2009-10-22	Fix missing error check.	Carl Worth
	The notmuch_message_file_open function is perfectly capable of returning NULL. So check for it.
2009-10-22	Generate message ID (using SHA1) when a mail message contains none.	Carl Worth
	This is important as we're using the message ID as the unique key in our database. So previously, all messages with no message ID would be treated as the same message---not good at all.
2009-10-21	Rename sha1.c to libsha1.c	Carl Worth
	This way both the .c and .h files have the same name, and all of the code imported from the "libsha1" implementation is in filenames matching libsha1.*. This also gives me room to make my own notmuch_sha1 wrapper functions in sha1.c.
2009-10-21	Merge branch from fixing up bugs after bisecting.	Carl Worth
	I'm glad that when I implemented "notmuch restore" I went through the extra effort to take the code I had written in one sitting into over a dozen commits.

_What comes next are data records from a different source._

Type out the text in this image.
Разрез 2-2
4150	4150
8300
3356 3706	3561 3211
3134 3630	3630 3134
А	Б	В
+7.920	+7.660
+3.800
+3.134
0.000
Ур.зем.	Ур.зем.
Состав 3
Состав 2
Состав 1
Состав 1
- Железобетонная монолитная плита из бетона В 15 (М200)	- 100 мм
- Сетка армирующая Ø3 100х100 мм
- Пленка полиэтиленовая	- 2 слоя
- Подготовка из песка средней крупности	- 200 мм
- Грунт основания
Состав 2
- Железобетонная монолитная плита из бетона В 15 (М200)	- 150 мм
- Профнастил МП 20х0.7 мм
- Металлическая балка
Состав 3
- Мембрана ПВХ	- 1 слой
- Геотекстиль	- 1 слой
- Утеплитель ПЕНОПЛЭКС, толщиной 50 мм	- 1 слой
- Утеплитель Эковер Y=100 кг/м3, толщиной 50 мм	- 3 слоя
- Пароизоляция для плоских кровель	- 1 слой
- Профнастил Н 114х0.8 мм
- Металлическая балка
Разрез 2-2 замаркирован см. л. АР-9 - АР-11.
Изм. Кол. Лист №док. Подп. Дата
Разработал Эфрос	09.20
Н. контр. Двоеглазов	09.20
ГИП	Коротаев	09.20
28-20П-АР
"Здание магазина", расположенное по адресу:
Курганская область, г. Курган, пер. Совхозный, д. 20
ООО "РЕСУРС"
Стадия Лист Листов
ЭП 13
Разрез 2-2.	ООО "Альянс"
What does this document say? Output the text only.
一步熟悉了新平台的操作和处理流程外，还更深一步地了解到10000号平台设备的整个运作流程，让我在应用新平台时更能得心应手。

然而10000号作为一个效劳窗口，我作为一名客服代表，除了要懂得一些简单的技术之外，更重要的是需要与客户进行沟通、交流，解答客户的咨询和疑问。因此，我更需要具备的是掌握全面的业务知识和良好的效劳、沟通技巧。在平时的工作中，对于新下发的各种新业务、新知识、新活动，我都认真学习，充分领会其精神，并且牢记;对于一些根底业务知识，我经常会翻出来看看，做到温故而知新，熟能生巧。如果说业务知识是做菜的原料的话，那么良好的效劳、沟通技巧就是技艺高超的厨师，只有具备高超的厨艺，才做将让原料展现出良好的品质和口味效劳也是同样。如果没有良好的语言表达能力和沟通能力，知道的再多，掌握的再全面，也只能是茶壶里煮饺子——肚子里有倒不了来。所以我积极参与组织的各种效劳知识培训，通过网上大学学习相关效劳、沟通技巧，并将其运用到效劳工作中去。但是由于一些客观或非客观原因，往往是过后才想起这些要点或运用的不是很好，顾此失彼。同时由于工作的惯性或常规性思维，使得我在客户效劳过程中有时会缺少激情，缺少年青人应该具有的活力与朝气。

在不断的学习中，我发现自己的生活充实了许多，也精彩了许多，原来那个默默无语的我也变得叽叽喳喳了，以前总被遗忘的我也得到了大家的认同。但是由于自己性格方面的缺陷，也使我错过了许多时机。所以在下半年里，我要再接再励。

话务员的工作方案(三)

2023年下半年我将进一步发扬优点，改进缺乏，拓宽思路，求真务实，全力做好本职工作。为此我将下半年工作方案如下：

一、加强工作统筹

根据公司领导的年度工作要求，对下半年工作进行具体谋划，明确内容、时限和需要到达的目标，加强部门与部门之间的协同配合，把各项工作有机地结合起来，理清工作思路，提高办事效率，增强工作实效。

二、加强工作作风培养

Sure enough, I hadn't tested well enough and had totally broken "notmuch setup", (segfaults and bogus thread_id values). With the little commits I had made, git bisect saved the day, and I went back to make the fixes right on top of the commits that introduced the bugs. So now we octopus merge those in.
2009-10-21	Bring back the insert_thread_id function.	Carl Worth
	We deleted this in favor of our fancy new thread_ids iterator from the message object. But one of the previous callers of insert_thread_id isn't using notmuch_message_t yet. I made the mistake of thinking I could just call g_hash_table_insert directly, but the problem was that nobody was splitting up the thread_id string at its commas. So with this, we were inserting bogus comma-separated IDs into the hash table, so thread_id values were ballooning out of control. Should be much better now.
2009-10-21	Fix lifetime-maintenance bug with std::string and c_str()	Carl Worth
	Here's more evidence that C++ is a nightmare to program---or that I'm smart enough to realize that C++ is more clever than I will ever be. Most of my issues with C++ have to do with it hiding things from me that I'd really like to and expect to be aware of as a C programmer. For example, the specific problem here is that there's a short-lived std::string, from which I just want to copy the C string. I try to do that on the next line, but before I can, C++ has already called the destructor on the std::string. Now, C++ isn't alone in doing garbage collecting like this. But in a real garbage-collecting system, everything would work that way. For example, here, I'm still holding a pointer to the C string contents, so if the garbage collector were aware of that reference, then it might clean up the std::string container and leave the data I'm still using. But that's not what we get with C++. Instead, some things are reference counted and collected, (like the std::string), and some things just aren't (like the C string it contains). The end result is that it's very fragile. It forces me to be aware of the timing of hidden functions. In a "real" system I wouldn't have to be aware of that timing, and in C the function just wouldn't be hidden.
2009-10-21	List a few more co-conspirators.	Carl Worth
	Keith's name already shows up in the git log, so it would be wrong to not mention him. And Martin and Jamey have been helpful in discussions about what an ideal mail system would look like.